1884 arrangierte der Violinvirtuose Henri Marteau das Menuett für Violine und Klavier, so dass es um die Jahrhundertwende (allenfalls zusammen mit dem Cellokonzert in B-Dur in einer stark umgearbeiteten Fassung durch den Cellisten Friedrich Grützmacher) das einzige bekannte Werk Boccherinis war. Dabei ist es auch fast geblieben. Es existieren inzwischen exotische Arrangements für 5 Akkordeons oder 4 Saxofone… „Musik lebt von Kontrasten“ war ein weiteres Motto Kurt Redels und so gehörten auch die Rumänischen Volkstänze von Béla Bartók zu seinen Programmen.
Der ungarische Komponist und Musikethnologe Béla Bartók bewunderte zunächst wie die meisten jungen Komponisten Richard Wagner und Richard Strauss, als Ungar befasste er sich auch mit Franz Liszt und erkannte dabei sehr bald, „dass die irrtümlicherweise als Volkslieder bekannten ungarischen Weisen – die in Wirklichkeit mehr oder weniger triviale volkstümliche Kunstlieder sind – wenig Interesse bieten, so dass ich mich im Jahr 1905 der Erforschung der bis dahin schlechtweg unbekannten ungarischen Bauernmusik zuwandte…“ Später erstreckten sich seine
Forschungen auch auf die Sprachgebiete der Slowaken und vor allem der Rumänen, deren Liedmaterial er in 3 Bänden mit über 1000 (von 3500 gesammelten) Beispielen veröffentlichte.
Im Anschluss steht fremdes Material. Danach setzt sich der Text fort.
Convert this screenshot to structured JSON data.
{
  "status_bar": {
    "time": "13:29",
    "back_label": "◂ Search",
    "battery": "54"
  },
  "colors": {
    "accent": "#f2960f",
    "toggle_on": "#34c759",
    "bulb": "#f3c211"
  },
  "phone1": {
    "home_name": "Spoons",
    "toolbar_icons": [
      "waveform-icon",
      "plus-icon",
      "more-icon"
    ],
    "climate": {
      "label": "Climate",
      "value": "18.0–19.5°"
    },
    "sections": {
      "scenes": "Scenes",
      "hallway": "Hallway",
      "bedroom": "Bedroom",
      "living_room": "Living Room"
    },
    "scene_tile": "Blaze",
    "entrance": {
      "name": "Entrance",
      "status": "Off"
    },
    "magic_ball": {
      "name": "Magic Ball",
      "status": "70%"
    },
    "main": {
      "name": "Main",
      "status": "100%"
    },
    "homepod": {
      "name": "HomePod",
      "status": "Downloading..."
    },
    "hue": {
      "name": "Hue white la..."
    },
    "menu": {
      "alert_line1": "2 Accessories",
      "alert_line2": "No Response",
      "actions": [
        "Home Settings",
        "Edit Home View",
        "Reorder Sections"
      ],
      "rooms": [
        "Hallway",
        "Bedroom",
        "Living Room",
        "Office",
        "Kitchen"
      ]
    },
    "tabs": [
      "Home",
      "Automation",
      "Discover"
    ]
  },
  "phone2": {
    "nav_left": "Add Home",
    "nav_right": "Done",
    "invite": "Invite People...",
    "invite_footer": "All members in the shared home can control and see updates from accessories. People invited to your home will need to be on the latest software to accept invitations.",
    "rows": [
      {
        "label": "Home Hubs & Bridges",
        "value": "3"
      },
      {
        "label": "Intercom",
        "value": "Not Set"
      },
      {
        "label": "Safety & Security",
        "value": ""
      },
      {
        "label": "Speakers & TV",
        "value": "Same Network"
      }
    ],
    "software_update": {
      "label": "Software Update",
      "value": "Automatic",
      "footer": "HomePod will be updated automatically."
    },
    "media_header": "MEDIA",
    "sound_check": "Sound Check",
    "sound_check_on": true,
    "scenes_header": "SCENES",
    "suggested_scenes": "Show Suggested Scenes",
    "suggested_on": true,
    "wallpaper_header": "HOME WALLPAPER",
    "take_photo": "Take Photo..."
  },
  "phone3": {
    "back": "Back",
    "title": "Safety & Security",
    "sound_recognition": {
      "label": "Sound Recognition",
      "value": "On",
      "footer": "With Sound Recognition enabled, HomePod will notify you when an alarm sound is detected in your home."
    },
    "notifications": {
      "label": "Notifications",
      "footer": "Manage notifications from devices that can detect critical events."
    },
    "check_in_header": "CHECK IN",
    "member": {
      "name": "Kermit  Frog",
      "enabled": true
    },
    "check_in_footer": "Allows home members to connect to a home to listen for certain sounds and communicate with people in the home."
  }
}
Bartók verfolgte einen verblüffend modernen Ansatz, er zeichnete alle Melodien mit einem Phonographen auf, ordnete sie nach Anlässen und versuchte dann innerhalb der Gruppen, melodische Grundtypen zu finden, indem er sie zunächst auf einen gemeinsamen Grundton brachte.
Zusätzlich sammelte er eine Fülle von Zusatzinformationen über Aufführungstechniken, Verzierungen und Instrumentarium und beschrieb die zugehörigen Tänze. 7 dieser Tanzmelodien stellte er zu einer Folge zusammen und gab sie 1915 für Klavier heraus, 1917 versuchte er in einer Transkription für ein kleines Orchester aus Bläsern und Streichern den volkstümlichen Originalklang nachzuempfinden. Eine weitergehende Bearbeitung stellt die Fassung für Violine und Klavier von Zoltán Székely dar, die der Geiger Joseph Szigeti mit Bartók selber am Klavier für die Columbia Gramophone einspielte. Der Komponist Arthur Willner erstellte 1929 die Partitur für Streichorchester. Er behält die ursprüngliche Anordnung und Tonart der Tänze bei, weist aber der 1. Violine durchgehend den Solopart zu.
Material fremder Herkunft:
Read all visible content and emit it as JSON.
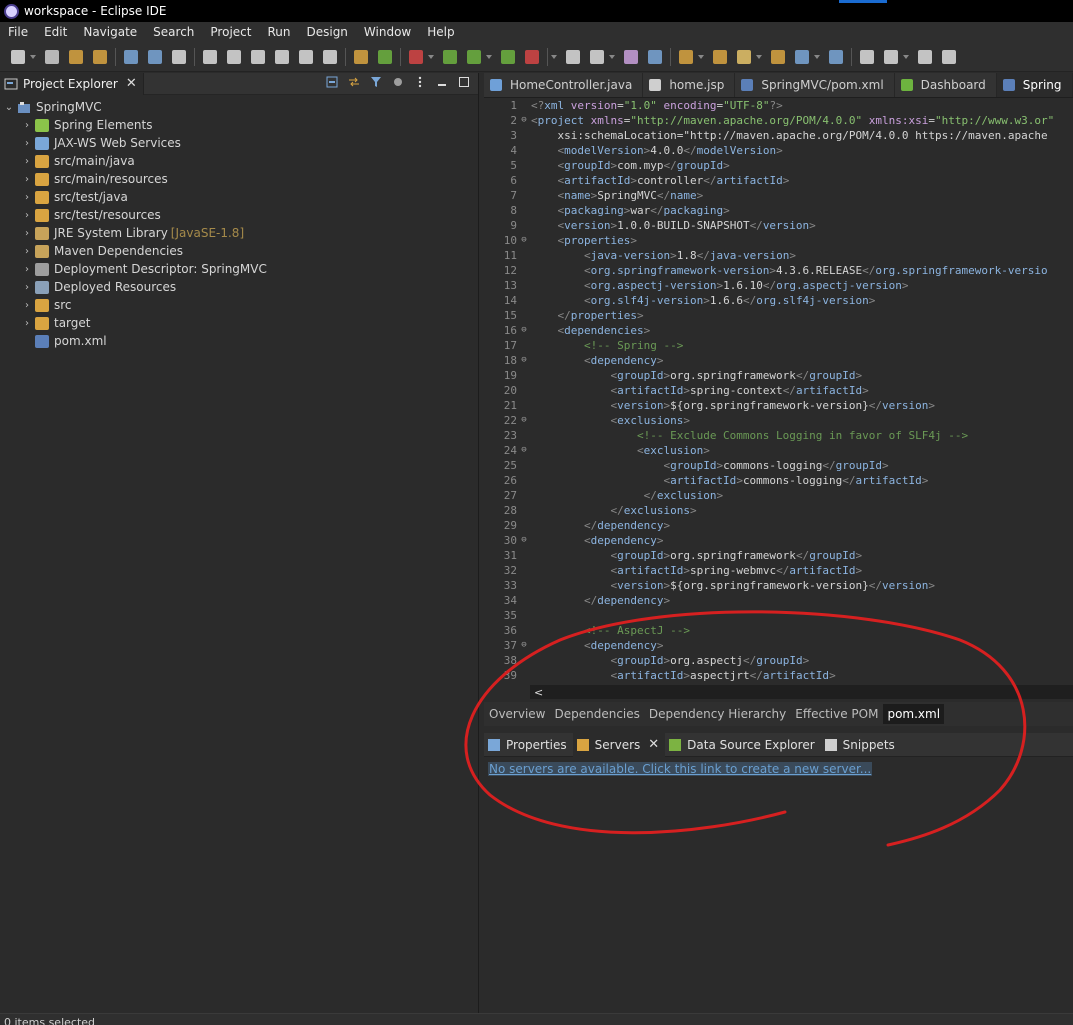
{
  "window": {
    "title": "workspace - Eclipse IDE"
  },
  "menu": [
    "File",
    "Edit",
    "Navigate",
    "Search",
    "Project",
    "Run",
    "Design",
    "Window",
    "Help"
  ],
  "project_explorer": {
    "title": "Project Explorer",
    "root": "SpringMVC",
    "items": [
      {
        "label": "Spring Elements",
        "icon": "spring-leaf-icon",
        "color": "#8bc34a"
      },
      {
        "label": "JAX-WS Web Services",
        "icon": "web-services-icon",
        "color": "#7aa7d8"
      },
      {
        "label": "src/main/java",
        "icon": "source-folder-icon",
        "color": "#d9a441"
      },
      {
        "label": "src/main/resources",
        "icon": "source-folder-icon",
        "color": "#d9a441"
      },
      {
        "label": "src/test/java",
        "icon": "source-folder-icon",
        "color": "#d9a441"
      },
      {
        "label": "src/test/resources",
        "icon": "source-folder-icon",
        "color": "#d9a441"
      },
      {
        "label": "JRE System Library",
        "decoration": "[JavaSE-1.8]",
        "icon": "library-icon",
        "color": "#c7a35a"
      },
      {
        "label": "Maven Dependencies",
        "icon": "library-icon",
        "color": "#c7a35a"
      },
      {
        "label": "Deployment Descriptor: SpringMVC",
        "icon": "descriptor-icon",
        "color": "#9e9e9e"
      },
      {
        "label": "Deployed Resources",
        "icon": "deployed-icon",
        "color": "#8aa0b8"
      },
      {
        "label": "src",
        "icon": "folder-icon",
        "color": "#d9a441"
      },
      {
        "label": "target",
        "icon": "folder-icon",
        "color": "#d9a441"
      },
      {
        "label": "pom.xml",
        "icon": "maven-file-icon",
        "color": "#5b7fb8",
        "leaf": true
      }
    ]
  },
  "editor": {
    "tabs": [
      {
        "label": "HomeController.java",
        "icon": "java-file-icon",
        "color": "#6fa0d8"
      },
      {
        "label": "home.jsp",
        "icon": "jsp-file-icon",
        "color": "#cfcfcf"
      },
      {
        "label": "SpringMVC/pom.xml",
        "icon": "maven-file-icon",
        "color": "#5b7fb8"
      },
      {
        "label": "Dashboard",
        "icon": "spring-dashboard-icon",
        "color": "#6db33f"
      },
      {
        "label": "Spring",
        "icon": "maven-file-icon",
        "color": "#5b7fb8",
        "active": true
      }
    ],
    "lines": [
      {
        "n": "1",
        "fold": "",
        "text": "<?xml version=\"1.0\" encoding=\"UTF-8\"?>"
      },
      {
        "n": "2",
        "fold": "⊖",
        "text": "<project xmlns=\"http://maven.apache.org/POM/4.0.0\" xmlns:xsi=\"http://www.w3.or"
      },
      {
        "n": "3",
        "fold": "",
        "text": "    xsi:schemaLocation=\"http://maven.apache.org/POM/4.0.0 https://maven.apache"
      },
      {
        "n": "4",
        "fold": "",
        "text": "    <modelVersion>4.0.0</modelVersion>"
      },
      {
        "n": "5",
        "fold": "",
        "text": "    <groupId>com.myp</groupId>"
      },
      {
        "n": "6",
        "fold": "",
        "text": "    <artifactId>controller</artifactId>"
      },
      {
        "n": "7",
        "fold": "",
        "text": "    <name>SpringMVC</name>"
      },
      {
        "n": "8",
        "fold": "",
        "text": "    <packaging>war</packaging>"
      },
      {
        "n": "9",
        "fold": "",
        "text": "    <version>1.0.0-BUILD-SNAPSHOT</version>"
      },
      {
        "n": "10",
        "fold": "⊖",
        "text": "    <properties>"
      },
      {
        "n": "11",
        "fold": "",
        "text": "        <java-version>1.8</java-version>"
      },
      {
        "n": "12",
        "fold": "",
        "text": "        <org.springframework-version>4.3.6.RELEASE</org.springframework-versio"
      },
      {
        "n": "13",
        "fold": "",
        "text": "        <org.aspectj-version>1.6.10</org.aspectj-version>"
      },
      {
        "n": "14",
        "fold": "",
        "text": "        <org.slf4j-version>1.6.6</org.slf4j-version>"
      },
      {
        "n": "15",
        "fold": "",
        "text": "    </properties>"
      },
      {
        "n": "16",
        "fold": "⊖",
        "text": "    <dependencies>"
      },
      {
        "n": "17",
        "fold": "",
        "text": "        <!-- Spring -->"
      },
      {
        "n": "18",
        "fold": "⊖",
        "text": "        <dependency>"
      },
      {
        "n": "19",
        "fold": "",
        "text": "            <groupId>org.springframework</groupId>"
      },
      {
        "n": "20",
        "fold": "",
        "text": "            <artifactId>spring-context</artifactId>"
      },
      {
        "n": "21",
        "fold": "",
        "text": "            <version>${org.springframework-version}</version>"
      },
      {
        "n": "22",
        "fold": "⊖",
        "text": "            <exclusions>"
      },
      {
        "n": "23",
        "fold": "",
        "text": "                <!-- Exclude Commons Logging in favor of SLF4j -->"
      },
      {
        "n": "24",
        "fold": "⊖",
        "text": "                <exclusion>"
      },
      {
        "n": "25",
        "fold": "",
        "text": "                    <groupId>commons-logging</groupId>"
      },
      {
        "n": "26",
        "fold": "",
        "text": "                    <artifactId>commons-logging</artifactId>"
      },
      {
        "n": "27",
        "fold": "",
        "text": "                 </exclusion>"
      },
      {
        "n": "28",
        "fold": "",
        "text": "            </exclusions>"
      },
      {
        "n": "29",
        "fold": "",
        "text": "        </dependency>"
      },
      {
        "n": "30",
        "fold": "⊖",
        "text": "        <dependency>"
      },
      {
        "n": "31",
        "fold": "",
        "text": "            <groupId>org.springframework</groupId>"
      },
      {
        "n": "32",
        "fold": "",
        "text": "            <artifactId>spring-webmvc</artifactId>"
      },
      {
        "n": "33",
        "fold": "",
        "text": "            <version>${org.springframework-version}</version>"
      },
      {
        "n": "34",
        "fold": "",
        "text": "        </dependency>"
      },
      {
        "n": "35",
        "fold": "",
        "text": ""
      },
      {
        "n": "36",
        "fold": "",
        "text": "        <!-- AspectJ -->"
      },
      {
        "n": "37",
        "fold": "⊖",
        "text": "        <dependency>"
      },
      {
        "n": "38",
        "fold": "",
        "text": "            <groupId>org.aspectj</groupId>"
      },
      {
        "n": "39",
        "fold": "",
        "text": "            <artifactId>aspectjrt</artifactId>"
      }
    ],
    "pom_tabs": [
      "Overview",
      "Dependencies",
      "Dependency Hierarchy",
      "Effective POM",
      "pom.xml"
    ],
    "active_pom_tab": "pom.xml"
  },
  "bottom_panel": {
    "tabs": [
      {
        "label": "Properties",
        "icon": "properties-icon",
        "color": "#7aa7d8"
      },
      {
        "label": "Servers",
        "icon": "servers-icon",
        "color": "#d9a441",
        "active": true,
        "closable": true
      },
      {
        "label": "Data Source Explorer",
        "icon": "data-source-icon",
        "color": "#7cb342"
      },
      {
        "label": "Snippets",
        "icon": "snippets-icon",
        "color": "#cfcfcf"
      }
    ],
    "server_link": "No servers are available. Click this link to create a new server..."
  },
  "status": {
    "text": "0 items selected"
  },
  "colors": {
    "xml_tag": "#8cb4e0",
    "xml_attr": "#c9a0dc",
    "xml_value": "#88c070",
    "xml_comment": "#6a9955",
    "annotation": "#d62020"
  }
}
Traditionell beinhaltete ein Konzert des Pro Arte Orchesters auch (mindestens) ein Solostück des Konzertmeisters, das konnte eines der Violinkonzerte von J. S. Bach oder W. A. Mozart sein, das A-Dur Rondo von Franz Schubert oder auch die Romanze in G-Dur op.26 von Johan Svendsen. Der norwegische Komponist und Dirigent studierte zunächst Violine bei Ferdinand David am Konservatorium in Leipzig, aber auch Komposition bei Ernst Friedrich Richter und Carl Reinecke. In der Folge unternahm er große Reisen, lernte in Bayreuth Richard Wagner kennen und wurde 1872 zusammen mit Edvard Grieg Dirigent in Christiania (dem heutigen Oslo). Der Legende nach entstand die Romanze in Oslo in der Musikalienhandlung seines Verlegers Warmuth, in der er auch unterrichtete. Als eines Tages der nächste Schüler fernblieb, nutzte er die freie Zeit und schrieb die Romanze beinahe in einem Zug nieder.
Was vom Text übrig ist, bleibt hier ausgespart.